ShieldNet: Network-Level Guardrails against Emerging Supply-Chain Injections in Agentic Systems
Summary: arXiv:2604.04426v1 Announce Type: new
Abstract: Existing research on LLM agent security mainly focuses on prompt injection and unsafe input/output behaviors. However, as agents increasingly rely on third-party tools and MCP servers, a new class of supply-chain threats has emerged, where malicious behaviors are embedded in seemingly benign tools, silently hijacking agent execution, leaking sensitive data, or triggering unauthorized actions.
Despite their growing impact, there is currently no comprehensive benchmark for evaluating such threats. To bridge this gap, we introduce SC-Inject-Bench, a large-scale benchmark comprising over 10,000 malicious MCP tools grounded in a taxonomy of 25+ attack types derived from MITRE ATT&CK targeting supply-chain threats.
Introduction
The evolution of Large Language Models (LLMs) has brought about significant advancements in the field of artificial intelligence. However, the increasing reliance on third-party tools and Multi-Cloud Platforms (MCPs) has introduced new vulnerabilities within agentic systems. These vulnerabilities arise from the potential for malicious actors to embed harmful code within seemingly legitimate tools.
The Challenge
Existing security measures primarily focus on prompt injection and direct unsafe behaviors, but they often overlook the complexities of supply-chain threats. As a result, agents may inadvertently execute harmful commands or leak sensitive information through compromised tools.

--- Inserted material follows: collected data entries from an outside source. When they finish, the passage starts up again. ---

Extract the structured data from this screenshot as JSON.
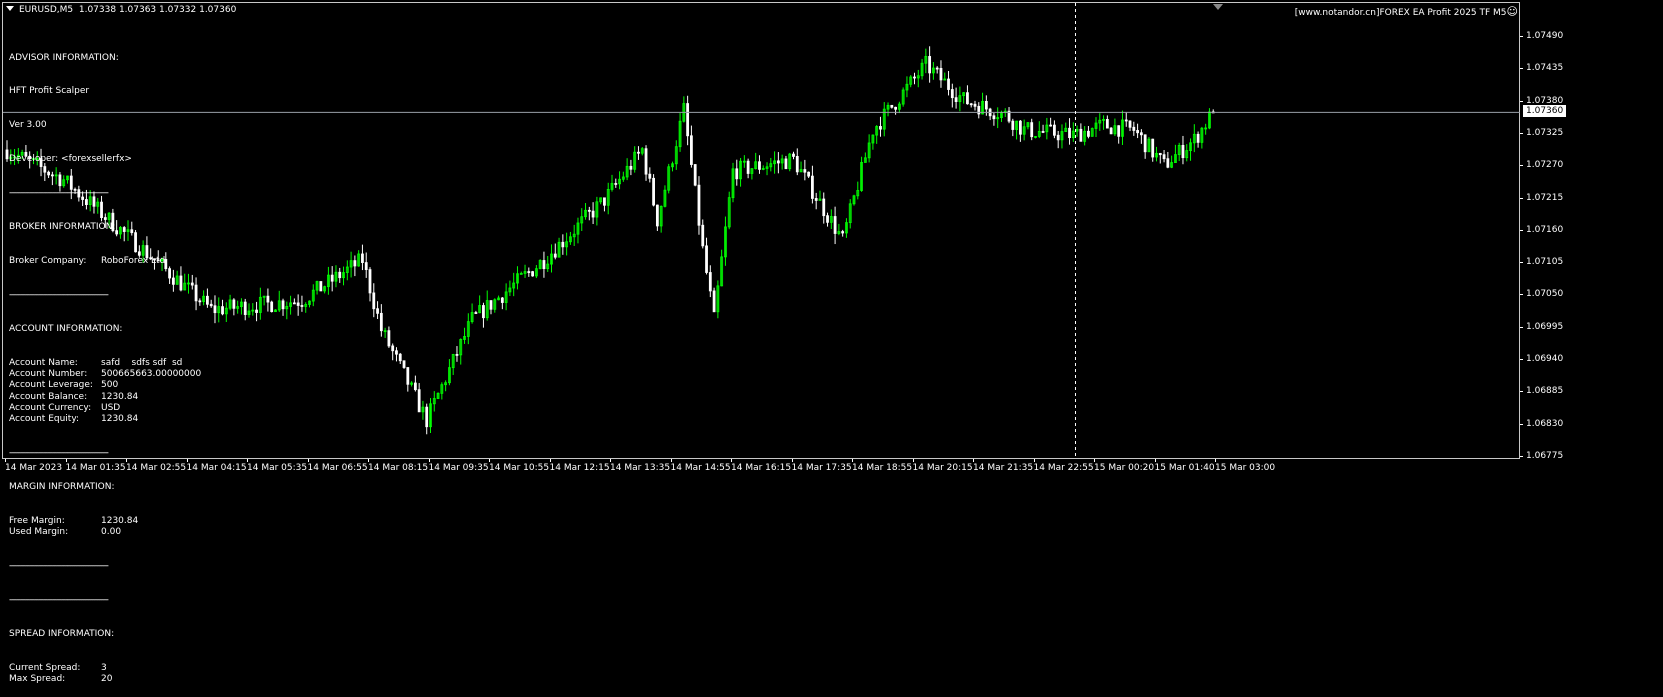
{
  "header": {
    "symbol": "EURUSD,M5",
    "ohlc": "1.07338 1.07363 1.07332 1.07360",
    "brand": "[www.notandor.cn]FOREX EA Profit 2025 TF M5",
    "smile": "☺"
  },
  "info": {
    "advisor_title": "ADVISOR INFORMATION:",
    "advisor_name": "HFT Profit Scalper",
    "version": "Ver 3.00",
    "developer": "Developer: <forexsellerfx>",
    "sep": "--------------------------------------------",
    "broker_title": "BROKER INFORMATION:",
    "broker_label": "Broker Company:",
    "broker_value": "RoboForex Ltd",
    "account_title": "ACCOUNT INFORMATION:",
    "account_rows": [
      {
        "k": "Account Name:",
        "v": "safd    sdfs sdf  sd"
      },
      {
        "k": "Account Number:",
        "v": "500665663.00000000"
      },
      {
        "k": "Account Leverage:",
        "v": "500"
      },
      {
        "k": "Account Balance:",
        "v": "1230.84"
      },
      {
        "k": "Account Currency:",
        "v": "USD"
      },
      {
        "k": "Account Equity:",
        "v": "1230.84"
      }
    ],
    "margin_title": "MARGIN INFORMATION:",
    "margin_rows": [
      {
        "k": "Free Margin:",
        "v": "1230.84"
      },
      {
        "k": "Used Margin:",
        "v": "0.00"
      }
    ],
    "spread_title": "SPREAD INFORMATION:",
    "spread_rows": [
      {
        "k": "Current Spread:",
        "v": "3"
      },
      {
        "k": "Max Spread:",
        "v": "20"
      }
    ]
  },
  "colors": {
    "bull": "#00ff00",
    "bear": "#ffffff",
    "bg": "#000000",
    "grid": "#c8c8c8"
  },
  "chart_data": {
    "type": "candlestick",
    "symbol": "EURUSD",
    "timeframe": "M5",
    "current_price": "1.07360",
    "ylim": [
      1.06775,
      1.0749
    ],
    "price_labels": [
      "1.07490",
      "1.07435",
      "1.07380",
      "1.07325",
      "1.07270",
      "1.07215",
      "1.07160",
      "1.07105",
      "1.07050",
      "1.06995",
      "1.06940",
      "1.06885",
      "1.06830",
      "1.06775"
    ],
    "time_labels": [
      "14 Mar 2023",
      "14 Mar 01:35",
      "14 Mar 02:55",
      "14 Mar 04:15",
      "14 Mar 05:35",
      "14 Mar 06:55",
      "14 Mar 08:15",
      "14 Mar 09:35",
      "14 Mar 10:55",
      "14 Mar 12:15",
      "14 Mar 13:35",
      "14 Mar 14:55",
      "14 Mar 16:15",
      "14 Mar 17:35",
      "14 Mar 18:55",
      "14 Mar 20:15",
      "14 Mar 21:35",
      "14 Mar 22:55",
      "15 Mar 00:20",
      "15 Mar 01:40",
      "15 Mar 03:00"
    ],
    "bars_per_label": 16,
    "path_bar_price": [
      [
        0,
        1.07296
      ],
      [
        15,
        1.07245
      ],
      [
        36,
        1.07126
      ],
      [
        54,
        1.07024
      ],
      [
        78,
        1.0704
      ],
      [
        94,
        1.07109
      ],
      [
        99,
        1.0699
      ],
      [
        111,
        1.06836
      ],
      [
        123,
        1.07007
      ],
      [
        142,
        1.07109
      ],
      [
        158,
        1.07211
      ],
      [
        168,
        1.07296
      ],
      [
        172,
        1.07177
      ],
      [
        179,
        1.07364
      ],
      [
        184,
        1.07126
      ],
      [
        187,
        1.07007
      ],
      [
        192,
        1.0726
      ],
      [
        208,
        1.0728
      ],
      [
        221,
        1.07143
      ],
      [
        229,
        1.0733
      ],
      [
        243,
        1.07441
      ],
      [
        253,
        1.07381
      ],
      [
        264,
        1.07356
      ],
      [
        269,
        1.0733
      ],
      [
        282,
        1.07321
      ],
      [
        290,
        1.07338
      ],
      [
        298,
        1.0733
      ],
      [
        306,
        1.0727
      ],
      [
        314,
        1.07313
      ],
      [
        319,
        1.0736
      ]
    ]
  }
}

Introducing SC-Inject-Bench
To address this critical gap, we propose SC-Inject-Bench, a comprehensive benchmark designed to evaluate the security of agentic systems against supply-chain injections. Key features include:
- Over 10,000 malicious MCP tools encompassing various attack vectors.

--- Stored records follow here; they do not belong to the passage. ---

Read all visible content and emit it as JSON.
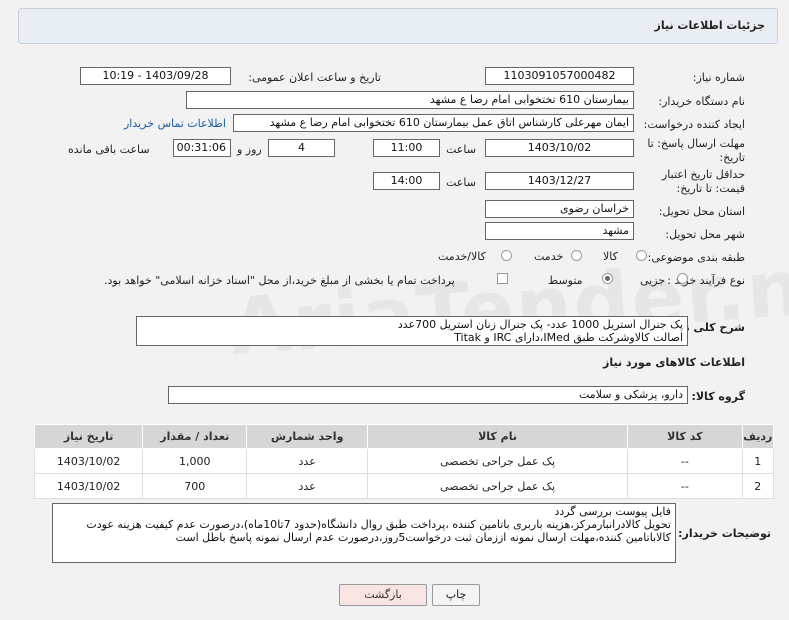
{
  "header": {
    "title": "جزئیات اطلاعات نیاز"
  },
  "watermark": "AriaTender.net",
  "form": {
    "need_number_label": "شماره نیاز:",
    "need_number": "1103091057000482",
    "announce_label": "تاریخ و ساعت اعلان عمومی:",
    "announce_value": "1403/09/28 - 10:19",
    "buyer_org_label": "نام دستگاه خریدار:",
    "buyer_org": "بیمارستان 610 تختخوابی امام رضا ع  مشهد",
    "creator_label": "ایجاد کننده درخواست:",
    "creator": "ایمان مهرعلی کارشناس اتاق عمل بیمارستان 610 تختخوابی امام رضا ع  مشهد",
    "contact_link": "اطلاعات تماس خریدار",
    "deadline_label": "مهلت ارسال پاسخ: تا تاریخ:",
    "deadline_date": "1403/10/02",
    "time_label": "ساعت",
    "deadline_time": "11:00",
    "days_value": "4",
    "days_label": "روز و",
    "remaining_time": "00:31:06",
    "remaining_label": "ساعت باقی مانده",
    "price_valid_label": "حداقل تاریخ اعتبار قیمت: تا تاریخ:",
    "price_valid_date": "1403/12/27",
    "price_valid_time": "14:00",
    "province_label": "استان محل تحویل:",
    "province": "خراسان رضوی",
    "city_label": "شهر محل تحویل:",
    "city": "مشهد",
    "category_label": "طبقه بندی موضوعی:",
    "category_options": [
      "کالا",
      "خدمت",
      "کالا/خدمت"
    ],
    "process_label": "نوع فرآیند خرید :",
    "process_options": [
      "جزیی",
      "متوسط"
    ],
    "payment_note": "پرداخت تمام یا بخشی از مبلغ خرید،از محل \"اسناد خزانه اسلامی\" خواهد بود.",
    "summary_label": "شرح کلی نیاز:",
    "summary": "پک جنرال استریل 1000 عدد- پک جنرال زنان استریل 700عدد\nاصالت کالاوشرکت طبق IMed،دارای IRC و Titak",
    "goods_info_title": "اطلاعات کالاهای مورد نیاز",
    "goods_group_label": "گروه کالا:",
    "goods_group": "دارو، پزشکی و سلامت",
    "buyer_notes_label": "توضیحات خریدار:",
    "buyer_notes": "فایل پیوست بررسی گردد\nتحویل کالادرانبارمرکز،هزینه باربری باتامین کننده ،پرداخت طبق روال دانشگاه(حدود 7تا10ماه)،درصورت عدم کیفیت هزینه عودت کالاباتامین کننده،مهلت ارسال نمونه اززمان ثبت درخواست5روز،درصورت عدم ارسال نمونه پاسخ باطل است"
  },
  "table": {
    "headers": [
      "ردیف",
      "کد کالا",
      "نام کالا",
      "واحد شمارش",
      "تعداد / مقدار",
      "تاریخ نیاز"
    ],
    "rows": [
      [
        "1",
        "--",
        "پک عمل جراحی تخصصی",
        "عدد",
        "1,000",
        "1403/10/02"
      ],
      [
        "2",
        "--",
        "پک عمل جراحی تخصصی",
        "عدد",
        "700",
        "1403/10/02"
      ]
    ]
  },
  "buttons": {
    "print": "چاپ",
    "back": "بازگشت"
  }
}
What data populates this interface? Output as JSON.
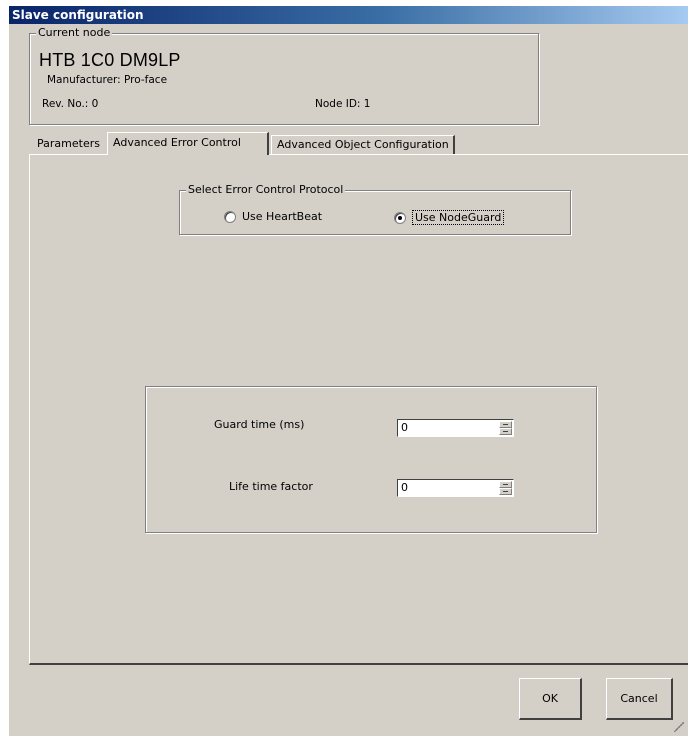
{
  "window": {
    "title": "Slave configuration"
  },
  "current_node": {
    "legend": "Current node",
    "name": "HTB 1C0 DM9LP",
    "manufacturer": "Manufacturer: Pro-face",
    "rev": "Rev. No.: 0",
    "node_id": "Node ID: 1"
  },
  "tabs": [
    {
      "label": "Parameters",
      "active": false
    },
    {
      "label": "Advanced Error Control",
      "active": true
    },
    {
      "label": "Advanced Object Configuration",
      "active": false
    }
  ],
  "error_control": {
    "legend": "Select Error Control Protocol",
    "options": [
      {
        "label": "Use HeartBeat",
        "checked": false
      },
      {
        "label": "Use NodeGuard",
        "checked": true
      }
    ]
  },
  "parameters": {
    "guard_time": {
      "label": "Guard time (ms)",
      "value": "0"
    },
    "life_time_factor": {
      "label": "Life time factor",
      "value": "0"
    }
  },
  "buttons": {
    "ok": "OK",
    "cancel": "Cancel"
  },
  "icons": {
    "resize_grip": "resize-grip-icon"
  }
}
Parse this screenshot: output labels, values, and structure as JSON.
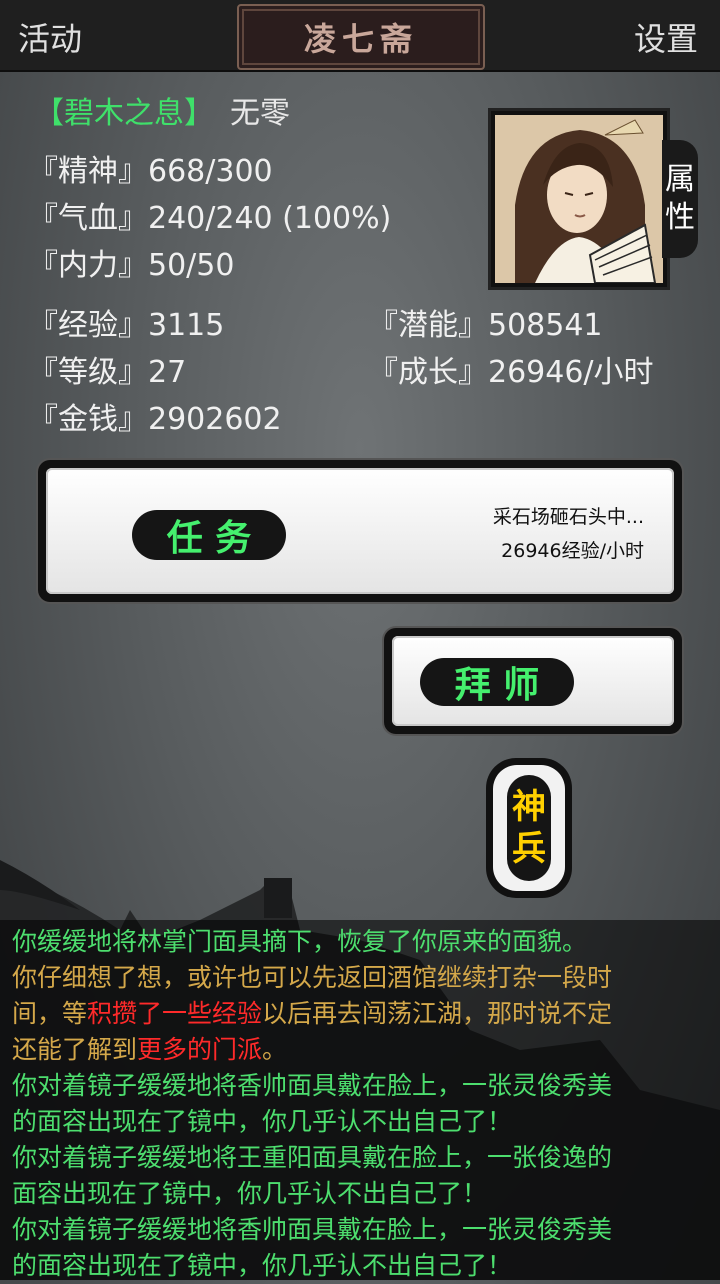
{
  "header": {
    "left_button": "活动",
    "title": "凌七斋",
    "right_button": "设置"
  },
  "character": {
    "faction": "【碧木之息】",
    "name": "无零",
    "attributes_tab": [
      "属",
      "性"
    ],
    "stats": {
      "spirit": "『精神』668/300",
      "health": "『气血』240/240 (100%)",
      "inner_force": "『内力』50/50",
      "experience": "『经验』3115",
      "potential": "『潜能』508541",
      "level": "『等级』27",
      "growth": "『成长』26946/小时",
      "money": "『金钱』2902602"
    }
  },
  "task": {
    "label": "任 务",
    "status_line1": "采石场砸石头中...",
    "status_line2": "26946经验/小时"
  },
  "mentor": {
    "label": "拜 师"
  },
  "weapon": {
    "chars": [
      "神",
      "兵"
    ]
  },
  "log": [
    {
      "color": "green",
      "text": "你缓缓地将林掌门面具摘下，恢复了你原来的面貌。"
    },
    {
      "color": "gold",
      "text": "你仔细想了想，或许也可以先返回酒馆继续打杂一段时"
    },
    {
      "color": "gold",
      "segments": [
        "间，等",
        "积攒了一些经验",
        "以后再去闯荡江湖，那时说不定"
      ]
    },
    {
      "color": "gold",
      "segments": [
        "还能了解到",
        "更多的门派",
        "。"
      ]
    },
    {
      "color": "green",
      "text": "你对着镜子缓缓地将香帅面具戴在脸上，一张灵俊秀美"
    },
    {
      "color": "green",
      "text": "的面容出现在了镜中，你几乎认不出自己了！"
    },
    {
      "color": "green",
      "text": "你对着镜子缓缓地将王重阳面具戴在脸上，一张俊逸的"
    },
    {
      "color": "green",
      "text": "面容出现在了镜中，你几乎认不出自己了！"
    },
    {
      "color": "green",
      "text": "你对着镜子缓缓地将香帅面具戴在脸上，一张灵俊秀美"
    },
    {
      "color": "green",
      "text": "的面容出现在了镜中，你几乎认不出自己了！"
    }
  ],
  "colors": {
    "green_text": "#4dde6e",
    "gold_text": "#d4a84a",
    "red_highlight": "#ff2a2a",
    "button_label_green": "#45f06e",
    "weapon_label_yellow": "#ffd000"
  }
}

- A taxonomy based on 25+ distinct attack types, offering a granular understanding of the threat landscape.
- Insights into the effectiveness of existing MCP scanners and semantic guardrails, highlighting their limitations in detecting supply-chain threats.

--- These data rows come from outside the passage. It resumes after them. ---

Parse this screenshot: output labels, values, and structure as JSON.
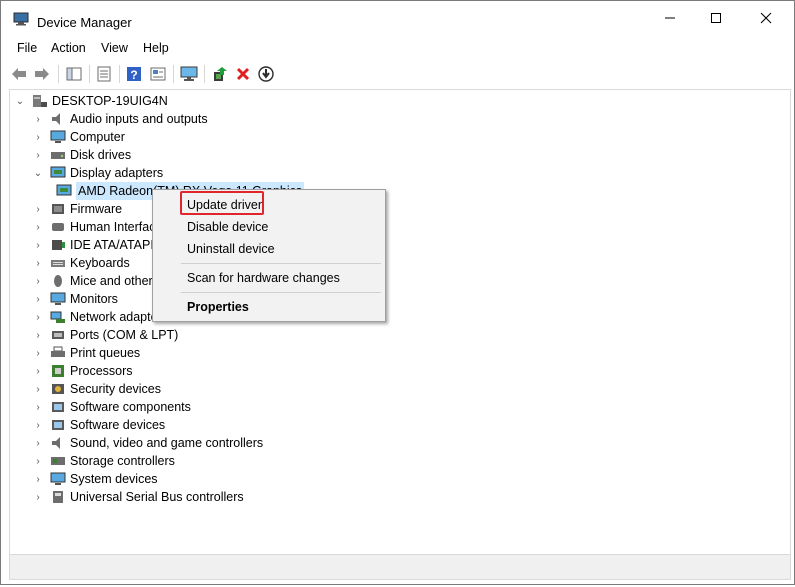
{
  "window": {
    "title": "Device Manager"
  },
  "menu": [
    "File",
    "Action",
    "View",
    "Help"
  ],
  "toolbar": [
    "back-arrow-icon",
    "forward-arrow-icon",
    "show-hide-tree-icon",
    "properties-icon",
    "help-icon",
    "details-view-icon",
    "monitor-icon",
    "update-driver-icon",
    "uninstall-device-icon",
    "download-icon"
  ],
  "tree": {
    "root": "DESKTOP-19UIG4N",
    "categories": [
      "Audio inputs and outputs",
      "Computer",
      "Disk drives",
      "Display adapters",
      "Firmware",
      "Human Interfac",
      "IDE ATA/ATAPI c",
      "Keyboards",
      "Mice and other",
      "Monitors",
      "Network adapte",
      "Ports (COM & LPT)",
      "Print queues",
      "Processors",
      "Security devices",
      "Software components",
      "Software devices",
      "Sound, video and game controllers",
      "Storage controllers",
      "System devices",
      "Universal Serial Bus controllers"
    ],
    "selected_device": "AMD Radeon(TM) RX Vega 11 Graphics"
  },
  "context_menu": {
    "update_driver": "Update driver",
    "disable_device": "Disable device",
    "uninstall_device": "Uninstall device",
    "scan": "Scan for hardware changes",
    "properties": "Properties"
  },
  "colors": {
    "selection": "#cce8ff",
    "highlight_box": "#e0262d",
    "menu_bg": "#f2f2f2"
  }
}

Proposed Solution: ShieldNet
Motivated by the findings from SC-Inject-Bench, we introduce ShieldNet, a novel network-level guardrail framework aimed at enhancing the security of agentic systems. Key components of ShieldNet include:
- Man-in-the-Middle (MITM) Proxy: This component captures real-time network interactions, allowing for the monitoring of data flows and potential anomalies.
- Event Extractor: This tool identifies critical network behaviors, providing insights into the actions taken by agents when interacting with MCPs.
- Lightweight Classifier: A sophisticated algorithm processes the extracted data to detect malicious activities with high accuracy.
Performance Evaluation
Extensive experiments have demonstrated that ShieldNet achieves impressive detection performance, with an F-1 score of up to 0.995 and a false positive rate of only 0.8%. Moreover, the framework introduces minimal runtime overhead, making it a viable option for real-world applications.
Conclusion
As the landscape of AI and agentic systems continues to evolve, the need for robust security measures becomes increasingly vital. ShieldNet represents a significant advancement in the fight against supply-chain injections, providing a framework that not only enhances detection capabilities but also ensures the integrity of agentic systems in an interconnected world.